Lorsqu'Aiko retira la chaussette, qu'elle ne reconnaissait pas mais qui était toujours propre, la femme aux courts cheveux noirs avait sans peine pu voir que le nouveau bandage commençait à se recouvrir de sang lui aussi.
Paniquée, Aiko s'était alors rendue dans les quartiers des domestiques, avait récupéré quelques fournitures de premiers secours beaucoup plus efficaces que celles trouvées dans la salle de bain de la suite, et était redescendue en quatrième vitesse dans la chambre de sa maîtresse, qui l'attendait patiemment en appuyant sur sa plaie avec un mouchoir.

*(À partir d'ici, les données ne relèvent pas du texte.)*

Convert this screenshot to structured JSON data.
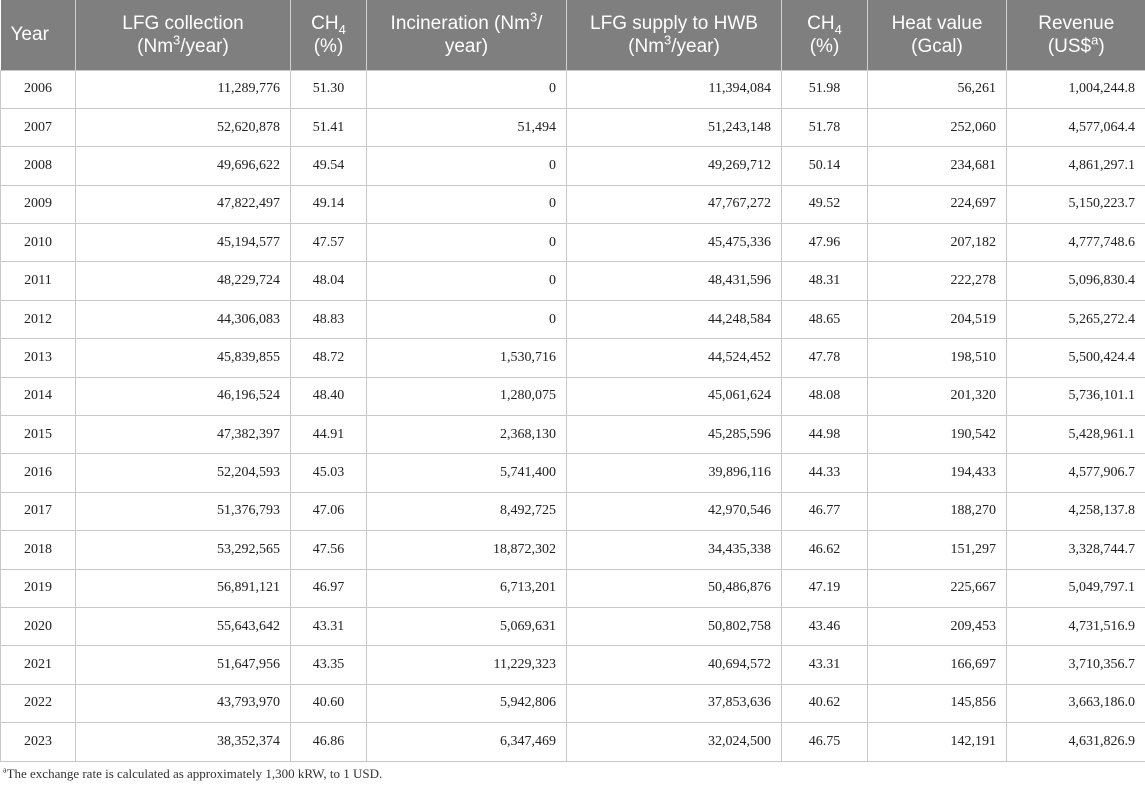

La servante s'était de suite mise au travail, refaisant parfaitement le bandage à l'aide de gestes nets et précis, quoique légèrement tremblants.
Elle ne pouvait qu'espérer que le corps de sa maîtresse arrive à cicatriser au plus vite. Comme elle passait énormément de temps avec elle, Aiko était parfaitement au courant de l'hémophilie de la jeune fille.
C'était pour cette raison qu'elle devait toujours faire extrêmement attention à ce que sa maîtresse ne se blesse pas, surtout en sachant que la demoiselle était aveugle, malgré son impressionnante dextérité même avec cet handicap. Et, pourtant, pas plus tard que dimanche dernier, alors qu'elle était bêtement en train de dormir, Yui Uemura s'était égratignée.
Suffisamment grave pour la faire renvoyer de suite, si seulement sa maîtresse n'avait pas eut la bonté de cacher cette blessure à ses parents. Peut-être Aiko s'était-elle totalement fourvoyée, en pensant que cette petite orpheline suivrait bientôt le même chemin que son frère et sa sœur, avec la même raison d'être orgueilleuse que son père et sa mère?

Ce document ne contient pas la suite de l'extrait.